As part of its series of AI blog posts, the ICO has issued a blog post on access, erasure, and rectification rights in AI systems. It describes the issues arising for organisations seeking to comply with certain rights for individuals under the GDPR and where exemptions may apply.
Rights relating to training data
Organisations creating machine learning models will need data to train those models, such as a retailer using a model to predict purchases based on previous consumer transactions. It may be difficult to identify individuals to whom the training data relates. However, that does not necessarily mean that the data is pseudonymised or anonymised, and so it must still be considered when responding to requests under the GDPR. Even if it lacks identifiers or contact details, it may still be possible to link it to a particular individual. An example might be if a customer provided a list of recent purchases, the organisation may be able to identify the training data relating to that individual. In such circumstances the organisation must respond to a data subject’s request, subject to ID checks, and there being no other applicable exceptions. If the organisation cannot identify the individual, it will not be able to fulfil a request.
The blog post points out that requests for access, rectification or erasure of training data should not be regarded as manifestly unfounded or excessive, either because they may be harder to fulfil or because the motivation for requesting them may be unclear compared with other access requests an organisation typically receives.
Right to rectification
The right to correct inaccurate data may also apply to training data. However, the purpose of training data is to train models based on general patterns in large datasets, so individual inaccuracies are less likely to have any direct effect on an individual data subject.
Right to erasure
Organisations may also receive requests to erase training data. Organisations must respond to requests for erasure, subject to no exemptions applying, and provided the data subject has appropriate grounds. For example, if the training data is no longer needed because the model has already been trained, the organisation must fulfil the request. However, in some cases, the system may still be being developed, and so the organisation may still need to use training data. The organisation will need to consider if it can fulfil erasure requests on a case by case basis.

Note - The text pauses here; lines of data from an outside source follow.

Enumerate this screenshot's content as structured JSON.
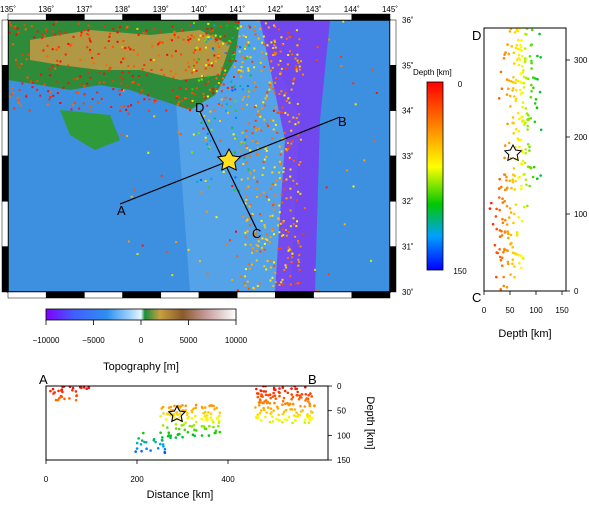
{
  "main_map": {
    "lon_ticks": [
      "135˚",
      "136˚",
      "137˚",
      "138˚",
      "139˚",
      "140˚",
      "141˚",
      "142˚",
      "143˚",
      "144˚",
      "145˚"
    ],
    "lat_ticks": [
      "36˚",
      "35˚",
      "34˚",
      "33˚",
      "32˚",
      "31˚",
      "30˚"
    ],
    "lon_range": [
      135,
      145
    ],
    "lat_range": [
      30,
      36
    ],
    "profile_labels": {
      "a": "A",
      "b": "B",
      "c": "C",
      "d": "D"
    },
    "epicenter_marker": "star-icon"
  },
  "depth_colorbar": {
    "title": "Depth [km]",
    "tick_top": "0",
    "tick_bottom": "150",
    "range": [
      0,
      150
    ],
    "colors": [
      "#ff0000",
      "#ff8000",
      "#ffff00",
      "#00cc00",
      "#00a0ff",
      "#0000ff"
    ]
  },
  "topography_colorbar": {
    "title": "Topography [m]",
    "ticks": [
      "−10000",
      "−5000",
      "0",
      "5000",
      "10000"
    ],
    "range": [
      -10000,
      10000
    ]
  },
  "section_ab": {
    "end_left": "A",
    "end_right": "B",
    "x_ticks": [
      "0",
      "200",
      "400"
    ],
    "y_ticks": [
      "0",
      "50",
      "100",
      "150"
    ],
    "xlabel": "Distance [km]",
    "ylabel": "Depth [km]"
  },
  "section_cd": {
    "end_top": "D",
    "end_bottom": "C",
    "y_ticks": [
      "300",
      "200",
      "100",
      "0"
    ],
    "x_ticks": [
      "0",
      "50",
      "100",
      "150"
    ],
    "xlabel": "Depth [km]"
  }
}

Rights relating to personal data involved in AI systems during deployment
Often, the outputs of an AI system will be stored in an individual’s profile and used to take some action in relation to the individual concerned. If those outputs are personal data, they are subject to the rights of access, rectification, and erasure. Accuracy of data is key here, as using the wrong data to make decisions about an individual could adversely affect them, so rectification is the key right for organisations to prioritise.
Rights relating to the model itself
Personal data might also be contained in a model itself. This could happen by design or by accident.
Where a model contains data by design, if an individual’s request is for access to the data, an organisation may be able to fulfil that request without altering the model. However if an individual requests rectification or erasure of the data, the organisation may have to re-train the model (either with the rectified data, or without the erased data), or delete the model altogether.
It is possible for some models to ‘leak’ personal data by accident. In such cases, unauthorised parties may be able to recover elements of the training data or infer who was in it by analysing the way the model behaves. It may be difficult to fulfil rights of access, rectification, and erasure in these scenarios. Unless the data subject has evidence that their personal data could be inferred from the model, the organisation may not be able to confirm that the request has any basis.